We asked you to submit a short story, no more than 500 words, to win some fabulous prizes in our writing competition… and they did not disappoint! This year, the theme of the competition was ‘Awakening’. We are delighted to announce our Author’s Choice winner. Huge congratulations to Clare Shaw who was chosen by local Essex Author Sarah Armstrong.
I was delighted to have been selected as the author’s choice. I wanted to write something about an outsider where there is more to him than meets the eye (perhaps like myself) and I set it in the Black mountains in Wales as I go there every year when I visit my Uncle and there is something magical about this place. It is so very different to Essex!
Clare Shaw
Author’s Choice: Strange Boy written by Clare Shaw
When he asked me to meet him at the lake on Waun Fach mountain, I stared at him in disbelief. I knew the Black Mountains as well as I knew my own face and had scrambled up the highest of them many times.
“You mean Grwyne Fawr reservoir,” I said.
“No. I mean climb half way up Waun Fach, then ease your way through the dense cluster of pine trees until you reach the lake.”
“There isn’t a lake on that mountain. Or pine trees.”
He shrugged. “I’ll be there as the full moon rises.”
Then he laughed that odd musical crescendo of mirth and sprinted off. I watched him running effortlessly, weaving his way through the trees, leaping over old logs and scampering down the mossy bank; so beautiful in his agility.
I had seen him on the rugged, peaty hills where the wild ponies, who didn’t usually trust people, would allow him to stroke their shaggy manes and whisper gently to them. With him, they were no more wild than the ponies at the stables where I had met him. He had been helping with an over excitable Welsh Cob, calming him like a father soothes a child.
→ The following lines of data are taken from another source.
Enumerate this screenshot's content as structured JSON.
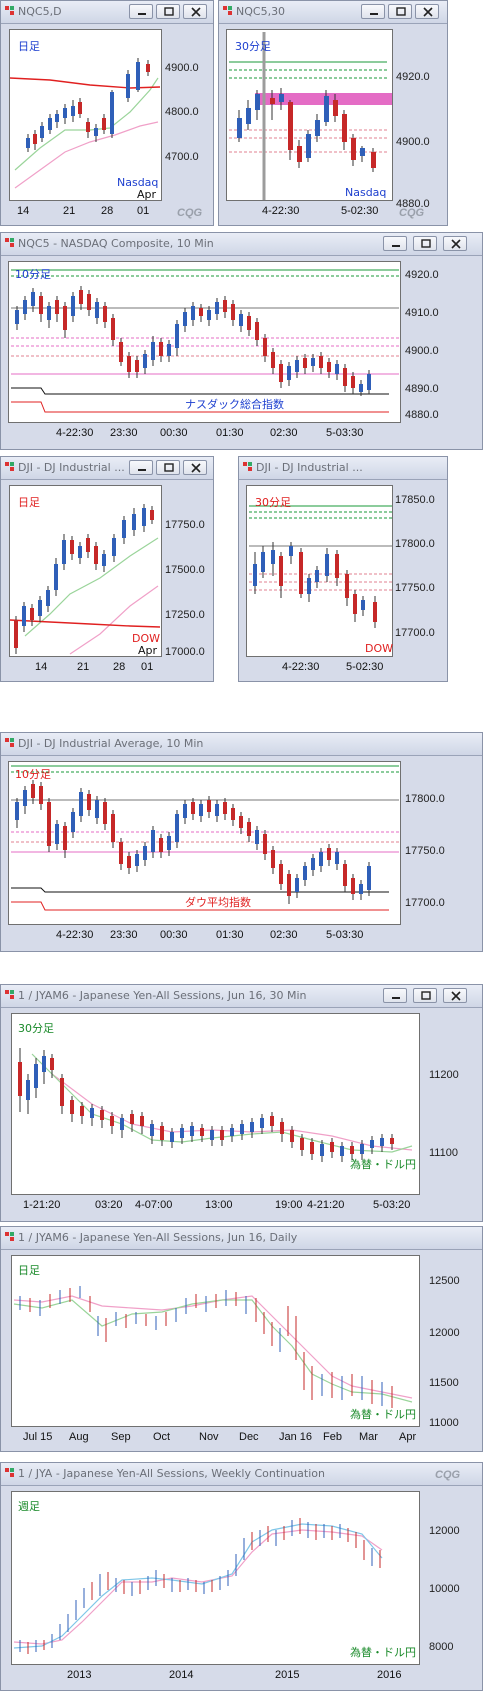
{
  "colors": {
    "up": "#2f5fb8",
    "down": "#c62828",
    "titlebar": "#d6dbe9",
    "green": "#1a9a3a",
    "pink": "#e46cc5",
    "red": "#e02020"
  },
  "icons": {
    "window": "cqg-chart-icon",
    "min": "minimize-icon",
    "restore": "restore-icon",
    "close": "close-icon"
  },
  "windows": [
    {
      "title": "NQC5,D",
      "period": "日足",
      "period_color": "#1d3fcf",
      "footer": "Nasdaq",
      "footer_color": "#1d3fcf",
      "yticks": [
        "4900.0",
        "4800.0",
        "4700.0"
      ],
      "xticks": [
        "14",
        "21",
        "28",
        "01"
      ],
      "xsub": "Apr",
      "brand": "CQG"
    },
    {
      "title": "NQC5,30",
      "period": "30分足",
      "period_color": "#1d3fcf",
      "footer": "Nasdaq",
      "footer_color": "#1d3fcf",
      "yticks": [
        "4920.0",
        "4900.0",
        "4880.0"
      ],
      "xticks": [
        "4-22:30",
        "5-02:30"
      ],
      "brand": "CQG"
    },
    {
      "title": "NQC5 - NASDAQ Composite, 10 Min",
      "period": "10分足",
      "period_color": "#1d3fcf",
      "footer": "ナスダック総合指数",
      "footer_color": "#1d3fcf",
      "yticks": [
        "4920.0",
        "4910.0",
        "4900.0",
        "4890.0",
        "4880.0"
      ],
      "xticks": [
        "4-22:30",
        "23:30",
        "00:30",
        "01:30",
        "02:30",
        "5-03:30"
      ]
    },
    {
      "title": "DJI - DJ Industrial ...",
      "period": "日足",
      "period_color": "#e02020",
      "footer": "DOW",
      "footer_color": "#e02020",
      "yticks": [
        "17750.0",
        "17500.0",
        "17250.0",
        "17000.0"
      ],
      "xticks": [
        "14",
        "21",
        "28",
        "01"
      ],
      "xsub": "Apr"
    },
    {
      "title": "DJI - DJ Industrial ...",
      "period": "30分足",
      "period_color": "#e02020",
      "footer": "DOW",
      "footer_color": "#e02020",
      "yticks": [
        "17850.0",
        "17800.0",
        "17750.0",
        "17700.0"
      ],
      "xticks": [
        "4-22:30",
        "5-02:30"
      ]
    },
    {
      "title": "DJI - DJ Industrial Average, 10 Min",
      "period": "10分足",
      "period_color": "#e02020",
      "footer": "ダウ平均指数",
      "footer_color": "#e02020",
      "yticks": [
        "17800.0",
        "17750.0",
        "17700.0"
      ],
      "xticks": [
        "4-22:30",
        "23:30",
        "00:30",
        "01:30",
        "02:30",
        "5-03:30"
      ]
    },
    {
      "title": "1 / JYAM6 - Japanese Yen-All Sessions, Jun 16, 30 Min",
      "period": "30分足",
      "period_color": "#1a8a2a",
      "footer": "為替・ドル円",
      "footer_color": "#1a8a2a",
      "yticks": [
        "11200",
        "11100"
      ],
      "xticks": [
        "1-21:20",
        "03:20",
        "4-07:00",
        "13:00",
        "19:00",
        "4-21:20",
        "5-03:20"
      ]
    },
    {
      "title": "1 / JYAM6 - Japanese Yen-All Sessions, Jun 16, Daily",
      "period": "日足",
      "period_color": "#1a8a2a",
      "footer": "為替・ドル円",
      "footer_color": "#1a8a2a",
      "yticks": [
        "12500",
        "12000",
        "11500",
        "11000"
      ],
      "xticks": [
        "Jul 15",
        "Aug",
        "Sep",
        "Oct",
        "Nov",
        "Dec",
        "Jan 16",
        "Feb",
        "Mar",
        "Apr"
      ]
    },
    {
      "title": "1 / JYA - Japanese Yen-All Sessions, Weekly Continuation",
      "period": "週足",
      "period_color": "#1a8a2a",
      "footer": "為替・ドル円",
      "footer_color": "#1a8a2a",
      "yticks": [
        "12000",
        "10000",
        "8000"
      ],
      "xticks": [
        "2013",
        "2014",
        "2015",
        "2016"
      ],
      "brand": "CQG"
    }
  ]
}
He said very little and yet his dark, olive eyes spoke to me of a deeper understanding of life. We arranged to meet the next day at Millers Gate and he showed me where skylarks nested and hares raced across the grassy hillside. We always met outdoors as he felt uncomfortable surrounded by walls, but at ease out in nature. He would toss back the cascades of dark flowing hair from his perfectly oval face. His beauty was such that I was able to ignore his baggy jogging bottoms and ill fitting boots. He was known in the village as the strange boy but I was fed up with the local lads and their swagger and beery breath. He intrigued me.
I set off for the lake with no expectation of finding it. Then I spotted the cluster of pine trees which I’d never noticed before. I slalomed through their straight, tall trunks, breathing in the nutty, earthy odour of the bark. The unexpected lake was glistening under the full, harvest moon.
He was there at the water’s edge stretching his arms up to the clear night sky and laughing that laugh. The moon slipped down and shone its beams over the lake like a beacon from a lighthouse. Diamonds danced across the surface and when I looked down into the gleaming clear water, I saw shining rocks and shoals of silvery fish. Without thinking, I peeled off my clothes and dived into the water which was as warm as a tropical pool. I floated, staring up at the umbrella of bright stars. I beckoned him in.
He peeled his clothes off and placed his hooves carefully into the water. Then his tail flicked behind him as he neighed with delight. Now, at last, I knew him completely.